Export Market Penetration Dynamics: Replication Package
Joseph Steinberg, University of Toronto
This repository contains the code required to reproduce the results in my paper "Export Market Penetration Dynamics" in the Journal of International Economics.
0. Notes and requirements
0.1 Note about the Brazilian microdata
The main data from Brazil used in this paper cannot legally be distributed, so the raw data files are not included in this repository. I have, however, included all of the key intermediate datasets required to reproduce the empirical results in Section 2. The processed firm-level data are in the file
bra_microdata_processed.pik in the programs/scripts/output/pik folder, and the files
bra_microdata_agg_by_d2.pik in the same folder contain data aggregated to the destination-year and destination levels (respectively). Starting with these files, one can reproduce all empirical results in Section 2 without the underlying raw data.
0.2. Note about other large files
There are also some other files that are too large to store here on Github. In some cases (for example, the raw data from the World Bank Exporter Dynamics database used in Appendix C), compressed versions of the files are sufficiently small to be stored here, and you will see zip files. Please use "unzip here" when decompressing these files. In other cases (for example, the raw and processed model simulation output), even compressed files are too large, so I had to omit them from the repository. Any folder with omitted files contains a text file called
missing files.txt listing them. I am happy to produce these files on request via SFTP or SCP. Please note that whenever possible, intermediate files are contained here so that this is in general not necessary. Note also that the model simulation output can be generated by compiling and running the C program described in section 2 below. Other than the Brazilian microdata that I cannot legally distribute, no external datasets were omitted.
The scripts in the programs/python folder require Python 3 and the NumPy, Pandas, Matplotlib, Statsmodels, Patsy, os, and sys libraries, as well as Stata MP with the reghdfe package. The C code in the programs/c folder requires OpenMPI, GSL, and NLOpt. I ran all programs using Ubuntu Linux 19.10 on a 56-core AMD Threadripper workstation with 192GB of RAM; it may take a very long time (or may not be feasible at all) on a computer with fewer cores or less RAM. All commands listed below assume you are working in a Linux bash terminal. Please contact me if you need help running these programs on a different operating system.
1. Python scripts
The python scripts used to process data, run regressions, and create the tables and figures in the paper are contained the folder programs/python. Next to each file name, I have provided a brief description of what this script does and highlighted in bold the output files it produces. Intermediate datasets are stored in Python pickle format in the programs/python/output/pik folder. These scripts should be run in order if one is starting from scratch, but otherwise one can generally rely on the intermediate outputs from previous scripts.

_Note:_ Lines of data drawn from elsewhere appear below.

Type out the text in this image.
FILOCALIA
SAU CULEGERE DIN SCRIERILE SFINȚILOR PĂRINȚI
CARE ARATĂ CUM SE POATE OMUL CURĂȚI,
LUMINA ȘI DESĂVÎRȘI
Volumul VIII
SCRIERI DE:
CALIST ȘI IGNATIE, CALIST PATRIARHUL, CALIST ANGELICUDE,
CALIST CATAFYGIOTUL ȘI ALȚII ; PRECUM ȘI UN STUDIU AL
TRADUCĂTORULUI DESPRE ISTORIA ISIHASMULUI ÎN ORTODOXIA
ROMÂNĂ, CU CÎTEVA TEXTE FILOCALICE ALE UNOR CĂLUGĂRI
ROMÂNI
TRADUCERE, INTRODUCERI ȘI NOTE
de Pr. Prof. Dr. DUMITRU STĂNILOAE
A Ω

1.1 Scripts for downloading and processing data
get_wbdata.py: Pulls data from World Bank on GDP per capita and population for export destinations.

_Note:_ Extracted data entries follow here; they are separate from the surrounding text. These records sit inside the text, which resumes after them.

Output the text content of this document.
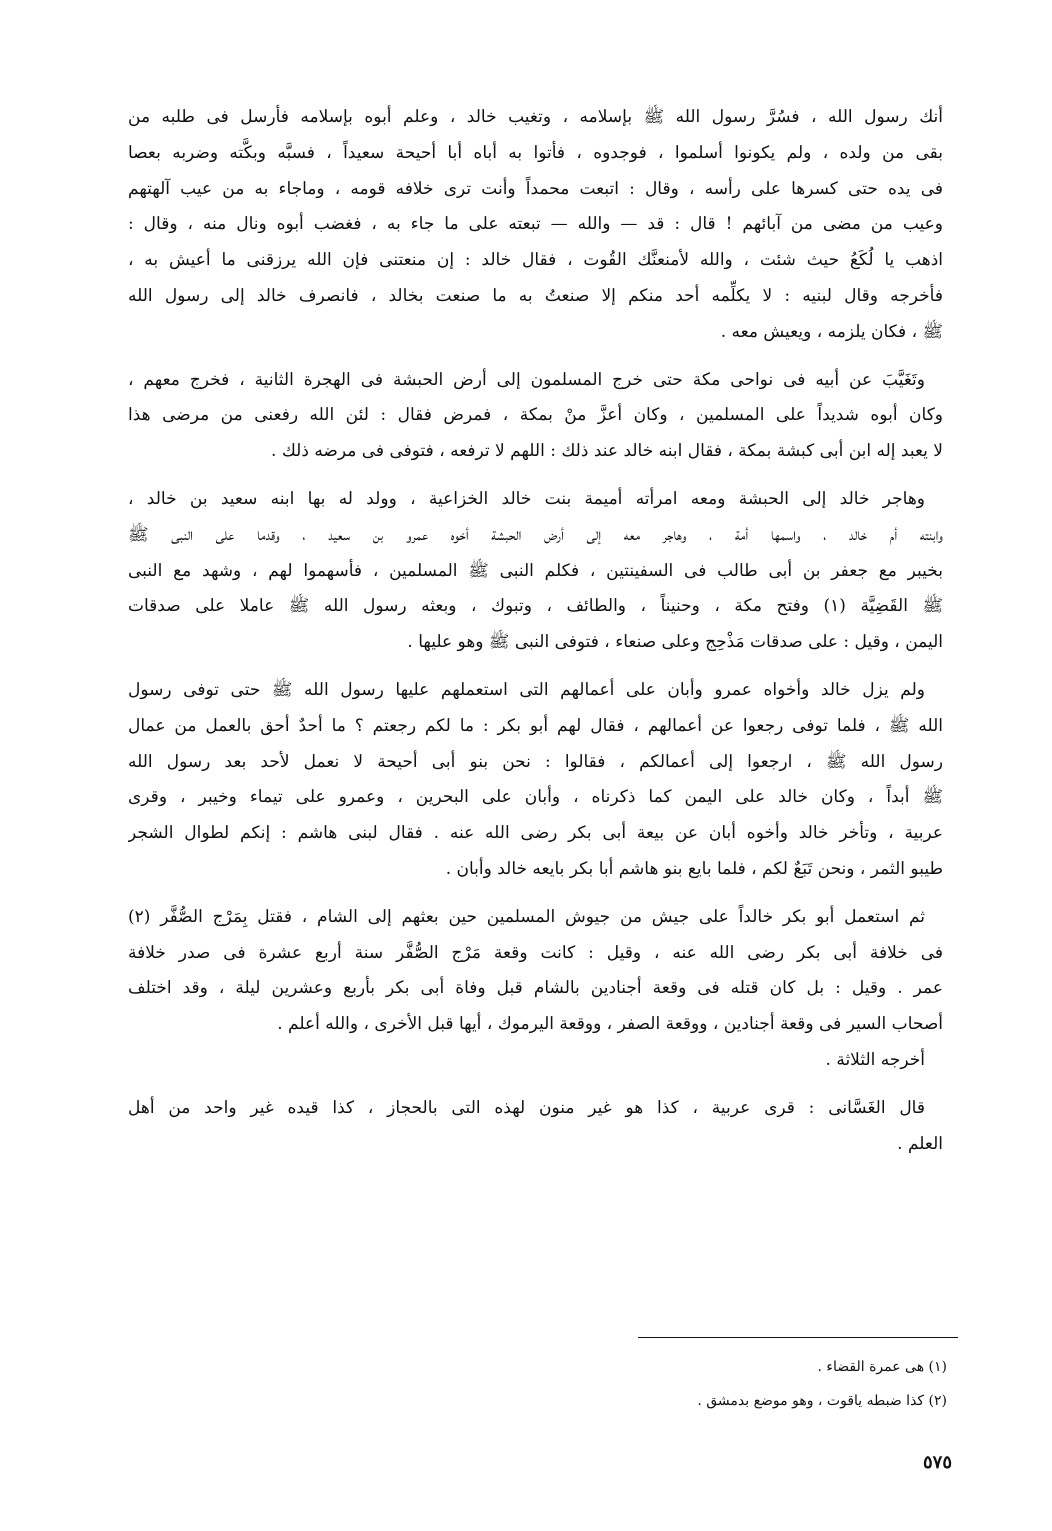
أنك رسول الله ، فسُرَّ رسول الله ﷺ بإسلامه ، وتغيب خالد ، وعلم أبوه بإسلامه فأرسل فى طلبه من
بقى من ولده ، ولم يكونوا أسلموا ، فوجدوه ، فأتوا به أباه أبا أحيحة سعيداً ، فسبَّه وبكَّته وضربه بعصا
فى يده حتى كسرها على رأسه ، وقال : اتبعت محمداً وأنت ترى خلافه قومه ، وماجاء به من عيب آلهتهم
وعيب من مضى من آبائهم ! قال : قد — والله — تبعته على ما جاء به ، فغضب أبوه ونال منه ، وقال :
اذهب يا لُكَعُ حيث شئت ، والله لأمنعنَّك القُوت ، فقال خالد : إن منعتنى فإن الله يرزقنى ما أعيش به ،
فأخرجه وقال لبنيه : لا يكلِّمه أحد منكم إلا صنعتُ به ما صنعت بخالد ، فانصرف خالد إلى رسول الله
ﷺ ، فكان يلزمه ، ويعيش معه .
وتَغَيَّبَ عن أبيه فى نواحى مكة حتى خرج المسلمون إلى أرض الحبشة فى الهجرة الثانية ، فخرج معهم ،
وكان أبوه شديداً على المسلمين ، وكان أعزَّ منْ بمكة ، فمرض فقال : لئن الله رفعنى من مرضى هذا
لا يعبد إله ابن أبى كبشة بمكة ، فقال ابنه خالد عند ذلك : اللهم لا ترفعه ، فتوفى فى مرضه ذلك .
وهاجر خالد إلى الحبشة ومعه امرأته أميمة بنت خالد الخزاعية ، وولد له بها ابنه سعيد بن خالد ،
وابنته أم خالد ، واسمها أمة ، وهاجر معه إلى أرض الحبشة أخوه عمرو بن سعيد ، وقدما على النبى ﷺ
بخيبر مع جعفر بن أبى طالب فى السفينتين ، فكلم النبى ﷺ المسلمين ، فأسهموا لهم ، وشهد مع النبى
ﷺ القَضِيَّة (١) وفتح مكة ، وحنيناً ، والطائف ، وتبوك ، وبعثه رسول الله ﷺ عاملا على صدقات
اليمن ، وقيل : على صدقات مَذْحِج وعلى صنعاء ، فتوفى النبى ﷺ وهو عليها .
ولم يزل خالد وأخواه عمرو وأبان على أعمالهم التى استعملهم عليها رسول الله ﷺ حتى توفى رسول
الله ﷺ ، فلما توفى رجعوا عن أعمالهم ، فقال لهم أبو بكر : ما لكم رجعتم ؟ ما أحدٌ أحق بالعمل من عمال
رسول الله ﷺ ، ارجعوا إلى أعمالكم ، فقالوا : نحن بنو أبى أحيحة لا نعمل لأحد بعد رسول الله
ﷺ أبداً ، وكان خالد على اليمن كما ذكرناه ، وأبان على البحرين ، وعمرو على تيماء وخيبر ، وقرى
عربية ، وتأخر خالد وأخوه أبان عن بيعة أبى بكر رضى الله عنه . فقال لبنى هاشم : إنكم لطوال الشجر
طيبو الثمر ، ونحن تَبَعٌ لكم ، فلما بايع بنو هاشم أبا بكر بايعه خالد وأبان .
ثم استعمل أبو بكر خالداً على جيش من جيوش المسلمين حين بعثهم إلى الشام ، فقتل بِمَرْج الصُّفَّر (٢)
فى خلافة أبى بكر رضى الله عنه ، وقيل : كانت وقعة مَرْج الصُّفَّر سنة أربع عشرة فى صدر خلافة
عمر . وقيل : بل كان قتله فى وقعة أجنادين بالشام قبل وفاة أبى بكر بأربع وعشرين ليلة ، وقد اختلف
أصحاب السير فى وقعة أجنادين ، ووقعة الصفر ، ووقعة اليرموك ، أيها قبل الأخرى ، والله أعلم .
أخرجه الثلاثة .
قال الغَسَّانى : قرى عربية ، كذا هو غير منون لهذه التى بالحجاز ، كذا قيده غير واحد من أهل
العلم .
(١) هى عمرة القضاء .
(٢) كذا ضبطه ياقوت ، وهو موضع بدمشق .
٥٧٥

gravdata.py: Merges data from three sources: gravity variables from CEPII Gravity database; bilateral tariff data from TRAINS; and bilateral trade data from DOT. Computes trade barriers by running a gravity regression.
bra_microdata_prep.py: Processses the raw firm-level data from Brazil and merges on the World Bank and gravity variables. Note that you cannot run this script without access to the SECEX Brazilian data, which I cannot legally provide.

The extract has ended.